Österreich
Wiener Vierfachmama saß 9 Monate (!) unschuldig in Haft
Eine gebürtige Wienerin wurde zu unrecht als Serien-Brandstifterin verdächtigt und inhaftiert. Nach ihrem Freispruch kämpft sie nun um Gerechtigkeit.
261 Tage schmorte Nicole T. aus Birkfeld (Stmk.) nach einer mysteriösen Brandserie unschuldig in einer Grazer Gefängniszelle. "Vor drei Jahren wurden in kurzer Zeit in unserem Ort insgesamt vier Feuer gelegt", erzählt die 42-Jährige im "Heute" - Video-Interview. Zuerst glühte ein Holzscheit beim Nebenhaus, dann brannte das Hinterrad vom Arbeits-Auto ihres Mannes. Kurz darauf vernichtete ein Großbrand die Scheune eines Nachbarn (600.000 Euro Schaden). "Zuletzt schwelte sogar ein gelegtes Feuer in unserem Keller", erinnert sich die Vierfachmama.
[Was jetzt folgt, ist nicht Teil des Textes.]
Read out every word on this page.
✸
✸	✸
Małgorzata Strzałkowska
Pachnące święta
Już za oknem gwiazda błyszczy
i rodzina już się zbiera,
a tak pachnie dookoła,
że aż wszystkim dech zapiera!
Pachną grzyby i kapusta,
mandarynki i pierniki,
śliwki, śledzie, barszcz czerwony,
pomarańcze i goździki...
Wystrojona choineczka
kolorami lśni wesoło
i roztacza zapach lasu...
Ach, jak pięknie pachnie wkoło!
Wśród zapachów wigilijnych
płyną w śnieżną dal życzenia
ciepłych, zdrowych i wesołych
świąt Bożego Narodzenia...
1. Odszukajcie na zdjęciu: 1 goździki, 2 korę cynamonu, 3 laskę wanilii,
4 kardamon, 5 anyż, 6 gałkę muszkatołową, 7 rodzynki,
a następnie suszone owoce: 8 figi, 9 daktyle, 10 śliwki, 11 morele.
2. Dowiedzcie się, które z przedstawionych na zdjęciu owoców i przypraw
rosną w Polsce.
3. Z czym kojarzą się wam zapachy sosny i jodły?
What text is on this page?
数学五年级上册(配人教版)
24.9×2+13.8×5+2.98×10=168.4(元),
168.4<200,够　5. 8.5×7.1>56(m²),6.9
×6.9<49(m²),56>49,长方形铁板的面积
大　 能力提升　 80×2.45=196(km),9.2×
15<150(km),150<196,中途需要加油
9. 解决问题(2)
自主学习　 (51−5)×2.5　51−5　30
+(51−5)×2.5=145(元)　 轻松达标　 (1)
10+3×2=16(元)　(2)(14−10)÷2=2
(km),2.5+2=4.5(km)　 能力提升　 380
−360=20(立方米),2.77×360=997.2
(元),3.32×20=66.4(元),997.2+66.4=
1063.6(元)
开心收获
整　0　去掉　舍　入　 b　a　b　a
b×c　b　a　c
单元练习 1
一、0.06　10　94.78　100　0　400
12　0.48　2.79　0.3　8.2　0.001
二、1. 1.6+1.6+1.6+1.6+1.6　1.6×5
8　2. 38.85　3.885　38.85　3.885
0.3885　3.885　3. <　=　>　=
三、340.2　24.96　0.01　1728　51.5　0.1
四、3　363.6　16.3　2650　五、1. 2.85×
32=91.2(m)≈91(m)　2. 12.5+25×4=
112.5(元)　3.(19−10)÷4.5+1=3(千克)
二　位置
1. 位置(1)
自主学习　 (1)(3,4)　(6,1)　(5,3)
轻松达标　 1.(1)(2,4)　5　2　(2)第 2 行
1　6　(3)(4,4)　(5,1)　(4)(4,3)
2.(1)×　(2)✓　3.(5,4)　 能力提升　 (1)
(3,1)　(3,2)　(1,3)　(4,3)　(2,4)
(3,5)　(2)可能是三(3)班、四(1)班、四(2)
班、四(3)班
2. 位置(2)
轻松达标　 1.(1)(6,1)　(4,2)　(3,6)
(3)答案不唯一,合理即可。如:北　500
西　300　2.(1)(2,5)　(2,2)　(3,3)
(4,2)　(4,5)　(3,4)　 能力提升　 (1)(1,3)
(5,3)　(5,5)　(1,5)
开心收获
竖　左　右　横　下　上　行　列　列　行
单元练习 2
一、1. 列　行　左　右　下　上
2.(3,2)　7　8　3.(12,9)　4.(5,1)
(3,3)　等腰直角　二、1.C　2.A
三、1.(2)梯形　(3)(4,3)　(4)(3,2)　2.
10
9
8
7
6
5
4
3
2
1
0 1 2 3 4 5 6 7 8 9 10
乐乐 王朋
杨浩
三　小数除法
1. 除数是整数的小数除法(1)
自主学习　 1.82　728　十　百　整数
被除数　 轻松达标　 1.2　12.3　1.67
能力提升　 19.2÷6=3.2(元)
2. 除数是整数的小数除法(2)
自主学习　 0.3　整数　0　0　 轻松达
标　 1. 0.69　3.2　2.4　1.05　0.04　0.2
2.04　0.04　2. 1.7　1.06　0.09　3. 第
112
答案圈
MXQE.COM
Die rätselhafte Brandserie (1/4)
„"Mein Vierjähriger sagte ‚Tschüss Mama bis bald‘ – das war das Letzte was ich von ihm gesehen habe für 9 Monate““
"Am 26. März 2019 legten mir sechs Beamte vor den Augen meiner Kinder Handschellen an. Mein damals Vierjähriger winkte noch und sagte ‚Tschüss Mama bis bald‘ – das war das Letzte was ich von ihm gesehen habe bis zum 11. Dezember.“ So lange war sie inhaftiert – ihr drohten bis zu 10 Jahre bei einer Verurteilung. "Kein Tag verging, an dem ich nicht an meinen Sohn dachte."
Die emotionale Verhaftung (2/4)
Die nervenaufreibende Gerichtsverhandlung (3/4)
Die vielen Brände in ihrer unmittelbaren Umgebung brachten einst den Ort in die Zeitungen und sie ins Visier der "oberflächlich und einseitig ermittelnden Beamten", so die beiden Anwälte Alexander und Christoph Scala. Das Brüderpaar erreichte in einem Indizienprozess "ohne Indizien" im August 2020 rechtskräftige Freisprüche von allen Brandstiftungs-Vorwürfen. "Mein Fehler war, dass ich den Polizisten blind vertraute", bereut die 42-Jährige, sich nicht sofort juristische Hilfe geholt zu haben.
Der schwierige Blick in die Zukunft (4/4)
Der Richter sprach T. frei
Nicole T. fordert nun eine Entschädigung für die lange Untersuchungshaft trotz Unschuld und für das erlittene seelische und finanzielle Leid: "Der Richter war zum Glück auf meiner Seite, aber der Staat hat mich ruiniert", klagt sie an. "Ich will Gerechtigkeit und mein Geld. Ich habe durch die Haft jede finanzielle Unterstützung verloren." Trotz aller Genugtuung über ihren Freispruch bleibt ein fahler Beigeschmack: "Es hieß, es würde jetzt neu ermittelt. Da bin ich sehr gespannt, denn ich will wissen, wem hab es zu verdanken hab, dass ich da drin war", so T. Die Staatsanwaltschaft dagegen zeigt sich weiter stur, erklärte auf "Heute"-Anfrage den Freispruch zwar zu akzeptieren, aber nicht neu gegen Unbekannte ermitteln zu wollen. "Wir gehen nach wie vor von einer Täterschaft der Freigesprochenen aus." Laut den Verteidigern Scala eine "rechtsstaatlich bedenkliche Einschätzung."